Humans are still evolving, but this is no longer merely a matter of biology. Science and technology are playing an increasing role and gene editing could make natural selection redundant. But, just like the once mighty dinosaurs, we are far from immune from extinction, and in the " Anthropocene" era, the existential threats such as climate change and resource depletion are largely of our own making.
A scheme to offer free coal for people to heat their homes gave scientists a unique opportunity to compare a population exposed to high levels of air pollution with a similar set of people breathing cleaner air.
The study showed people living on the north bank of China's Huai River, who were burning the coal, had an average life expectancy 3.1 years less than their neighbours on the other side who did not get the free energy. In an interview, a young scientist explains how China is waging war on its pollution problem.
"Leadership with decisions made based on scientific evidence might have avoided bequeathing my generation with problems like climate change, energy poverty, air pollution, wars, water shortages and the looming refugee crisis, to name a few."
So writes Enass Abo-Hamed, who is both a scientist, as a Fellow at the Royal Academy of Engineering and Imperial College London, and an entrepreneur, as CEO of energy storage technology startup H2GO Power.
The best leaders should combine a scientific approach to facts with the disruptive energy of entrepreneurs - "the initiative-takers; the ones who seize gaps in a system or a faulty process and turn them into opportunities by introducing change in the form of innovation," writes Abo-Hamed, a co-chair of the AMNC.
China's massive economic surge has made it the world's biggest emitter of the greenhouse gas blamed for climate change. And like every country in the world, it will feel the impact.

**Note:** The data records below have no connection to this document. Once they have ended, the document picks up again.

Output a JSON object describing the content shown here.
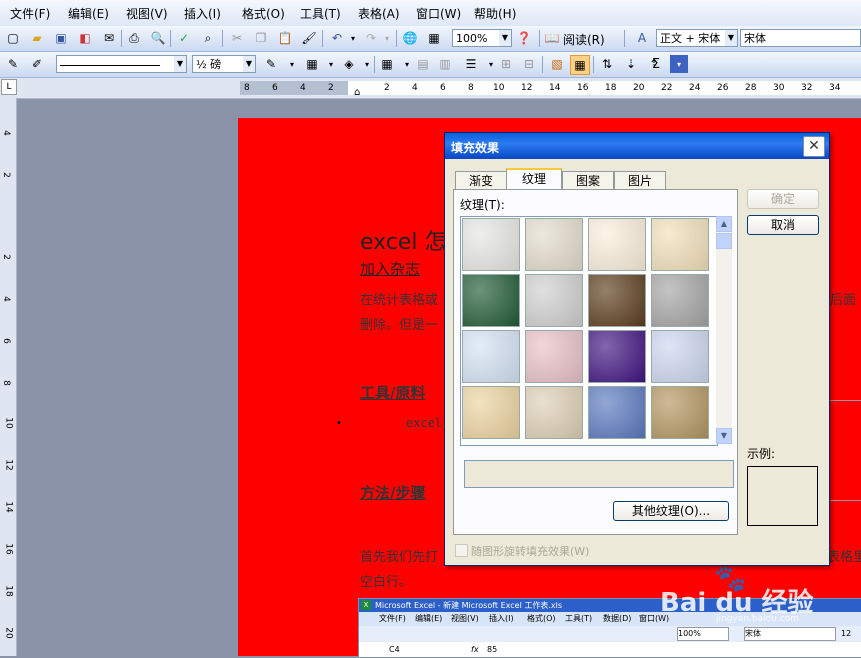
{
  "menu": [
    "文件(F)",
    "编辑(E)",
    "视图(V)",
    "插入(I)",
    "格式(O)",
    "工具(T)",
    "表格(A)",
    "窗口(W)",
    "帮助(H)"
  ],
  "toolbar1": {
    "zoom": "100%",
    "read_label": "阅读(R)",
    "style": "正文 + 宋体",
    "font": "宋体"
  },
  "toolbar2": {
    "line_weight": "½ 磅"
  },
  "ruler": {
    "h_left": [
      "8",
      "6",
      "4",
      "2"
    ],
    "h_right": [
      "2",
      "4",
      "6",
      "8",
      "10",
      "12",
      "14",
      "16",
      "18",
      "20",
      "22",
      "24",
      "26",
      "28",
      "30",
      "32",
      "34"
    ],
    "v": [
      "4",
      "2",
      "2",
      "4",
      "6",
      "8",
      "10",
      "12",
      "14",
      "16",
      "18",
      "20"
    ]
  },
  "doc": {
    "title": "excel 怎",
    "subtitle": "加入杂志",
    "para1": "在统计表格或",
    "para1_tail": "后面",
    "para2": "删除。但是一",
    "tools_heading": "工具/原料",
    "tools_item": "excel",
    "steps_heading": "方法/步骤",
    "step1": "首先我们先打",
    "step1_tail": "表格里",
    "step2": "空白行。"
  },
  "dialog": {
    "title": "填充效果",
    "tabs": [
      "渐变",
      "纹理",
      "图案",
      "图片"
    ],
    "texture_label": "纹理(T):",
    "ok": "确定",
    "cancel": "取消",
    "other_textures": "其他纹理(O)...",
    "sample_label": "示例:",
    "rotate_checkbox": "随图形旋转填充效果(W)"
  },
  "textures": [
    {
      "name": "white-marble",
      "color": "#e6e6e2"
    },
    {
      "name": "beige-paper",
      "color": "#e3dccc"
    },
    {
      "name": "cream-paper",
      "color": "#fbeedb"
    },
    {
      "name": "parchment",
      "color": "#f1dfb8"
    },
    {
      "name": "green-marble",
      "color": "#1f5a34"
    },
    {
      "name": "gray-marble",
      "color": "#cfcfcf"
    },
    {
      "name": "brown-fur",
      "color": "#5b3c1c"
    },
    {
      "name": "granite",
      "color": "#a4a4a4"
    },
    {
      "name": "blue-tissue",
      "color": "#d4e2f3"
    },
    {
      "name": "pink-tissue",
      "color": "#e8c0c6"
    },
    {
      "name": "purple-mesh",
      "color": "#3e1380"
    },
    {
      "name": "bouquet",
      "color": "#ccd6ee"
    },
    {
      "name": "papyrus",
      "color": "#ecd3a0"
    },
    {
      "name": "canvas",
      "color": "#ddcfb4"
    },
    {
      "name": "denim",
      "color": "#5a78be"
    },
    {
      "name": "woven-mat",
      "color": "#b39560"
    }
  ],
  "excel": {
    "title": "Microsoft Excel - 新建 Microsoft Excel 工作表.xls",
    "menu": [
      "文件(F)",
      "编辑(E)",
      "视图(V)",
      "插入(I)",
      "格式(O)",
      "工具(T)",
      "数据(D)",
      "窗口(W)"
    ],
    "zoom": "100%",
    "font": "宋体",
    "size": "12",
    "cell": "C4",
    "value": "85"
  },
  "watermark": "Bai du 经验",
  "watermark_url": "jingyan.baidu.com",
  "colors": {
    "page_red": "#ff0000",
    "dialog_face": "#ece9d8",
    "title_blue": "#0a5fd8"
  }
}
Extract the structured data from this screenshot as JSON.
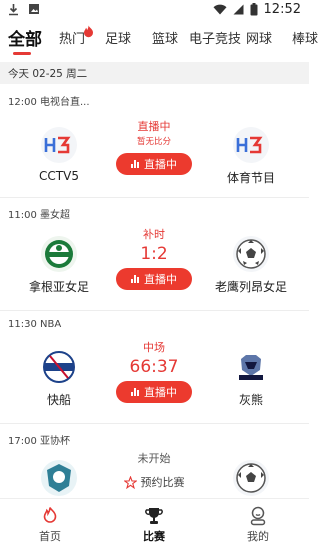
{
  "status_bar": {
    "time": "12:52"
  },
  "tabs": [
    {
      "label": "全部",
      "active": true
    },
    {
      "label": "热门",
      "badge": "hot"
    },
    {
      "label": "足球"
    },
    {
      "label": "篮球"
    },
    {
      "label": "电子竞技"
    },
    {
      "label": "网球"
    },
    {
      "label": "棒球"
    }
  ],
  "date_bar": {
    "text": "今天 02-25 周二"
  },
  "matches": [
    {
      "header": "12:00 电视台直...",
      "home": {
        "name": "CCTV5"
      },
      "away": {
        "name": "体育节目"
      },
      "status": "直播中",
      "sub": "暂无比分",
      "button": "直播中"
    },
    {
      "header": "11:00 墨女超",
      "home": {
        "name": "拿根亚女足"
      },
      "away": {
        "name": "老鹰列昂女足"
      },
      "status": "补时",
      "score": "1:2",
      "button": "直播中"
    },
    {
      "header": "11:30 NBA",
      "home": {
        "name": "快船"
      },
      "away": {
        "name": "灰熊"
      },
      "status": "中场",
      "score": "66:37",
      "button": "直播中"
    },
    {
      "header": "17:00 亚协杯",
      "home": {
        "name": ""
      },
      "away": {
        "name": ""
      },
      "status": "未开始",
      "reserve": "预约比赛"
    }
  ],
  "bottom_nav": [
    {
      "label": "首页"
    },
    {
      "label": "比赛",
      "active": true
    },
    {
      "label": "我的"
    }
  ],
  "colors": {
    "accent": "#e53935",
    "live_button": "#ec3a2e"
  }
}
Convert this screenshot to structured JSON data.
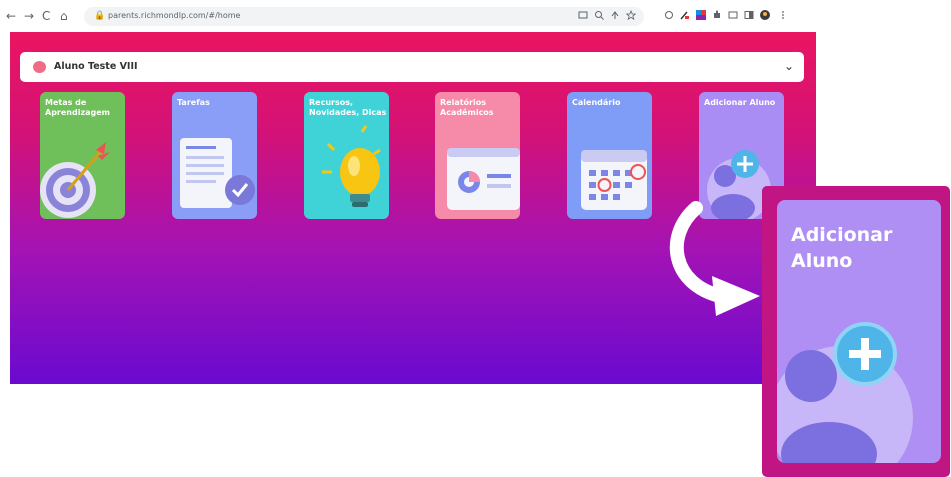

As part of its preparations for increased flooding, China plans to retrofit its cities to make them "sponges" that can absorb sudden influxes of water.
Cities are investing in permeable pavements, artificial ponds and wetlands and rain gardens that store excess rainfall in underground storage to be discharged into rivers after water levels have receded.
On the eve of the AMNC, US President Donald Trump and his Chinese counterpart Xi Jinping agreed to restart trade talks, bringing the world back from the brink of a global trade war. But the deeper problems are unsolved. so our backgrounder on the issue remains essential reading.
And here are three unexpected consequences of a possible trade war on wine, tourism and mobile devices.